To convey to ellmer that we want a data.frame, we ask for an array of objects, which ensures that each column of the data.frame will be the same length.

input_text <- "What are the top 5 most populous cities in the world?"
response_format <- type_array(type_object(
  name = type_string(),
  population = type_integer()
))
chat$chat_structured(input_text, type = response_format)
# A tibble: 5 × 2
  name      population
  <chr>          <int>
1 Tokyo       37435191
2 Delhi       29399141
3 Shanghai    26317104
4 Dhaka       21741090
5 Sao Paulo   21650181

Example getting structured data from image

We can also ask the model for structured data from that image we used earlier.

prompt <- "What is the current economic forecast in 2010 for each variable?"
response_format <- type_object(
  fed_funds_rate = type_number(),
  unemployment_rate = type_number(),
  pce_inflation = type_number()
)
chat$chat_structured(prompt, image, type = response_format)
$fed_funds_rate
[1] 4.5

$unemployment_rate
[1] 5.4

$pce_inflation
[1] 1.9

Fed Minutes Example

Let’s try a slightly more complex task. Here, I downloaded the minutes from the January 2026 FOMC meeting, which is available as a PDF (and HTML) on the Federal Reserve’s website: Historical Documents.

From there, I use ellmer to read in the PDF, and simply include it in the model request.1

1 Note, not all LLM’s have the ability to read PDF binanries, so you may have to first convert the PDF to text or an image.

input_text <- "Summarize in one word the staff forecast for the economic outlook for US growth and inflation in this document."

## Download PDF, read in as image
#download.file("https://www.federalreserve.gov/monetarypolicy/files/fomcminutes20260128.pdf", "fomc_minute.pdf")
pdf <- content_pdf_file("./guides/figs/fomc_minute.pdf")
response_format <- type_object(
  meeting_date = type_string(),
  growth_forecast = type_string(),
  inflation_forecast = type_string()
)
chat$chat_structured(input_text, pdf, type = response_format)
$meeting_date
[1] "January 27–28, 2026"

$growth_forecast
[1] "Stronger"

$inflation_forecast
[1] "Higher"

Notice that in my prompt I did not explicitly ask for the date, but the model knows from the structure of the response format that it should include that information.

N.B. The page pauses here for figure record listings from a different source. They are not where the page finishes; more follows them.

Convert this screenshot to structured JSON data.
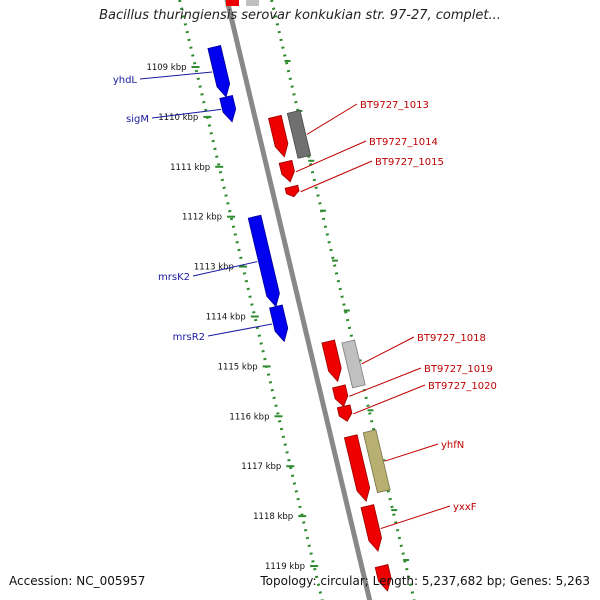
{
  "title": "Bacillus thuringiensis serovar konkukian str. 97-27, complet...",
  "footer": {
    "accession": "Accession: NC_005957",
    "summary": "Topology: circular; Length: 5,237,682 bp; Genes: 5,263"
  },
  "scale_labels": [
    "1109 kbp",
    "1110 kbp",
    "1111 kbp",
    "1112 kbp",
    "1113 kbp",
    "1114 kbp",
    "1115 kbp",
    "1116 kbp",
    "1117 kbp",
    "1118 kbp",
    "1119 kbp"
  ],
  "colors": {
    "minus_strand": "#0000ee",
    "plus_strand": "#ee0000",
    "other_feature_dark": "#707070",
    "other_feature_light": "#c0c0c0",
    "other_feature_olive": "#b8b070",
    "backbone": "#888888",
    "scale_dots": "#2e8b2e",
    "minus_label": "#1a1aa0",
    "plus_label": "#c00000"
  },
  "genes": [
    {
      "name": "yhdL",
      "strand": "minus",
      "start": 1108.6,
      "end": 1109.6
    },
    {
      "name": "sigM",
      "strand": "minus",
      "start": 1109.6,
      "end": 1110.1
    },
    {
      "name": "",
      "strand": "plus",
      "start": 1110.0,
      "end": 1110.8
    },
    {
      "name": "BT9727_1013",
      "strand": "other",
      "start": 1109.9,
      "end": 1110.8
    },
    {
      "name": "BT9727_1014",
      "strand": "plus",
      "start": 1110.9,
      "end": 1111.3
    },
    {
      "name": "BT9727_1015",
      "strand": "plus",
      "start": 1111.4,
      "end": 1111.6
    },
    {
      "name": "mrsK2",
      "strand": "minus",
      "start": 1112.0,
      "end": 1113.8
    },
    {
      "name": "mrsR2",
      "strand": "minus",
      "start": 1113.8,
      "end": 1114.5
    },
    {
      "name": "",
      "strand": "plus",
      "start": 1114.5,
      "end": 1115.3
    },
    {
      "name": "BT9727_1018",
      "strand": "light",
      "start": 1114.5,
      "end": 1115.4
    },
    {
      "name": "BT9727_1019",
      "strand": "plus",
      "start": 1115.4,
      "end": 1115.8
    },
    {
      "name": "BT9727_1020",
      "strand": "plus",
      "start": 1115.8,
      "end": 1116.1
    },
    {
      "name": "",
      "strand": "plus",
      "start": 1116.4,
      "end": 1117.7
    },
    {
      "name": "yhfN",
      "strand": "olive",
      "start": 1116.3,
      "end": 1117.5
    },
    {
      "name": "yxxF",
      "strand": "plus",
      "start": 1117.8,
      "end": 1118.7
    },
    {
      "name": "",
      "strand": "plus",
      "start": 1119.0,
      "end": 1119.5
    }
  ]
}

For a meeting during the crisis

Here’s another example, this time using the FOMC minutes from January 2009, and using the HTML version of the document. I download the html file, pull out the text (ie. drop all the HTML tags), and then send that text to the model.

url <- "https://www.federalreserve.gov/monetarypolicy/fomcminutes20090128.htm"
html <- rvest::read_html(url)
text <- rvest::html_text2(html)
chat$chat_structured(input_text, text, type = response_format)
$meeting_date
[1] "January 27-28, 2009"

$growth_forecast
[1] "Contracting"

$inflation_forecast
[1] "Low"

Compare the token usage

Remember, each of our requests to the model uses up tokens. Notice that there is a big difference between the number of tokens used in our PDF and our HTML examples.

chat$get_tokens()
# A tibble: 2 × 5
  input output cached_input cost       input_preview                            
  <dbl>  <dbl>        <dbl> <ellmr_dl> <chr>                                    
1  9382     46            0 NA         Text[Summarize in one word the staff for…
2 23129     46            0 NA         Text[Summarize in one word the staff for…

For projects where you are paying for token input and output, it is important to do as much preprocessing as possible (ie. dropping irrelevant text).